Every great pasta dinner needs a sauce and every great Italian dinner needs too much food, so here is the sauce with the meatballs that were the side dish to our pasta. The sauce started with sauteed garlic, some browned sausage and pork loin strips. To make more of a sauce, Sandy added crushed tomatoes, tomato paste, tomato sauce, and water. We let the sauce cook for a while before adding meatballs (prepared with beef, breadcrumbs, parmesan, parsley, garlic, and salt). Then this mixture simmered for many hours until dinner.

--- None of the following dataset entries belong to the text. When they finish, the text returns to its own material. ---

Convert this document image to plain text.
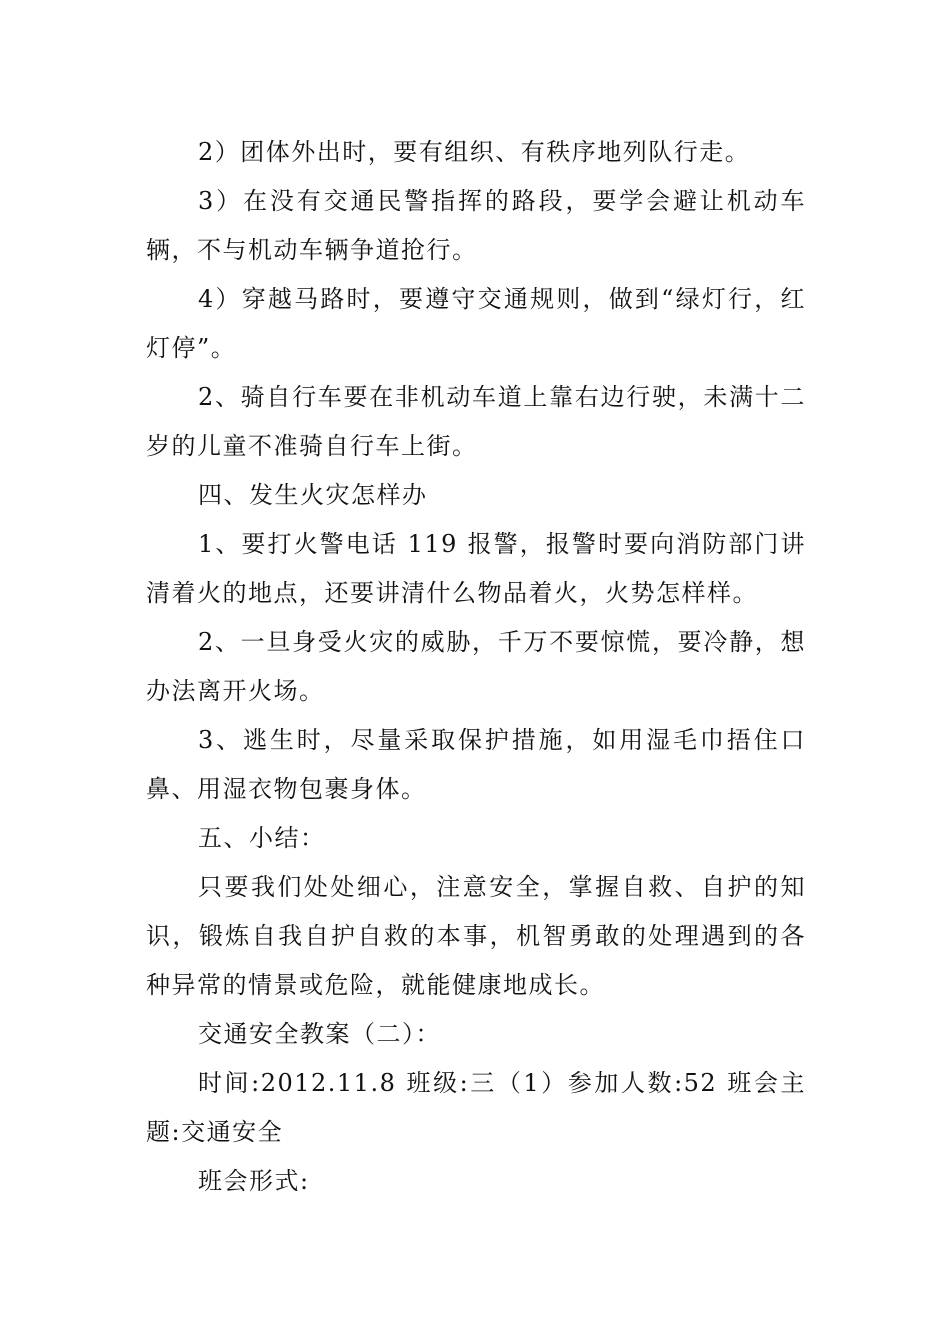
2）团体外出时，要有组织、有秩序地列队行走。

3）在没有交通民警指挥的路段，要学会避让机动车辆，不与机动车辆争道抢行。

4）穿越马路时，要遵守交通规则，做到“绿灯行，红灯停”。

2、骑自行车要在非机动车道上靠右边行驶，未满十二岁的儿童不准骑自行车上街。

四、发生火灾怎样办

1、要打火警电话 119 报警，报警时要向消防部门讲清着火的地点，还要讲清什么物品着火，火势怎样样。

2、一旦身受火灾的威胁，千万不要惊慌，要冷静，想办法离开火场。

3、逃生时，尽量采取保护措施，如用湿毛巾捂住口鼻、用湿衣物包裹身体。

五、小结：

只要我们处处细心，注意安全，掌握自救、自护的知识，锻炼自我自护自救的本事，机智勇敢的处理遇到的各种异常的情景或危险，就能健康地成长。

交通安全教案（二）：

时间:2012.11.8 班级:三（1）参加人数:52 班会主题:交通安全

班会形式:
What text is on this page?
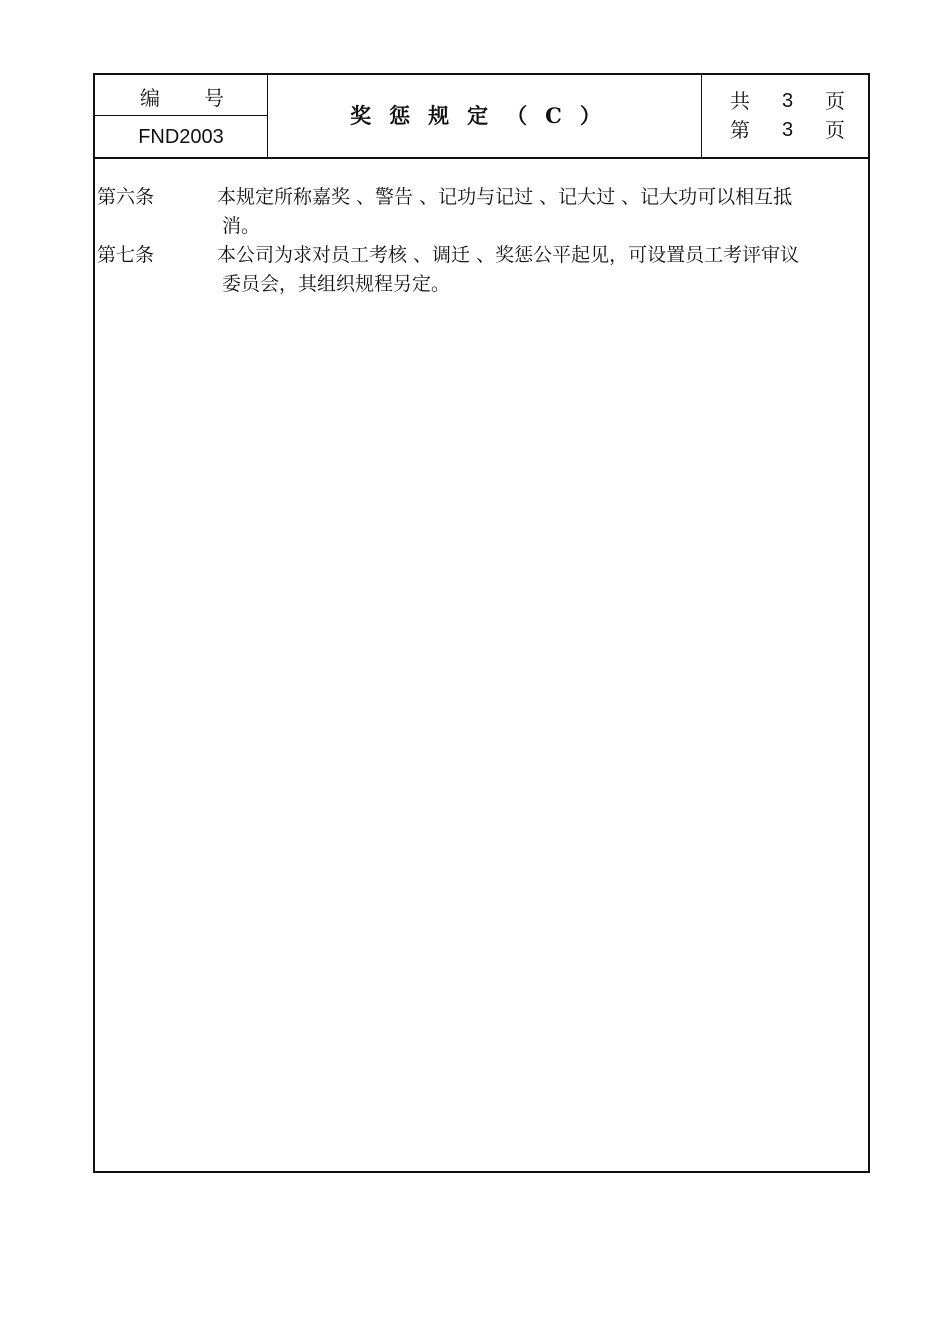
编 号
FND2003
奖惩规定（C）
共 3 页
第 3 页
第六条	本规定所称嘉奖 、警告 、记功与记过 、记大过 、记大功可以相互抵
消。
第七条	本公司为求对员工考核 、调迁 、奖惩公平起见，可设置员工考评审议
委员会，其组织规程另定。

The first set of ravioli was made in half-moon shapes with ricotta-parsley filling. Let me tell you, creamy fillings are very tough to make into ravioli since they interfere with the seal-ability of the dough. I failed on about 6 of these because of this problem. But these ravioli, despite their simplicity, ended up very light and delicious.
The second set of ravioli were meant to be heavier so we made a slightly thicker dough. The filling is mostly beef, but it was surprisingly lighter because of some added spinach and lemon juice. These were made in a simpler fashion that yielded rectangular ravioli of varying sizes.
While making ravioli, I commented that I have had previous difficulty with doughs, especially pastry dough. So Sandy made it her mission to teach me to make a pie dough. We cut some butter into a flour-salt mixture, then slowly added water to make the dough. After some help rolling the dough out, I baked it until golden brown. The filling is sugar-free chocolate pudding (blech, I know but it was all we had at the time), topped with home-made whipped cream (with vanilla and cinnamon), some crumbled no-bake cookies (my stepmom made a batch that didn't turn into cookie, but makes a pretty good topping), and a sprinkling of hot cocoa mix.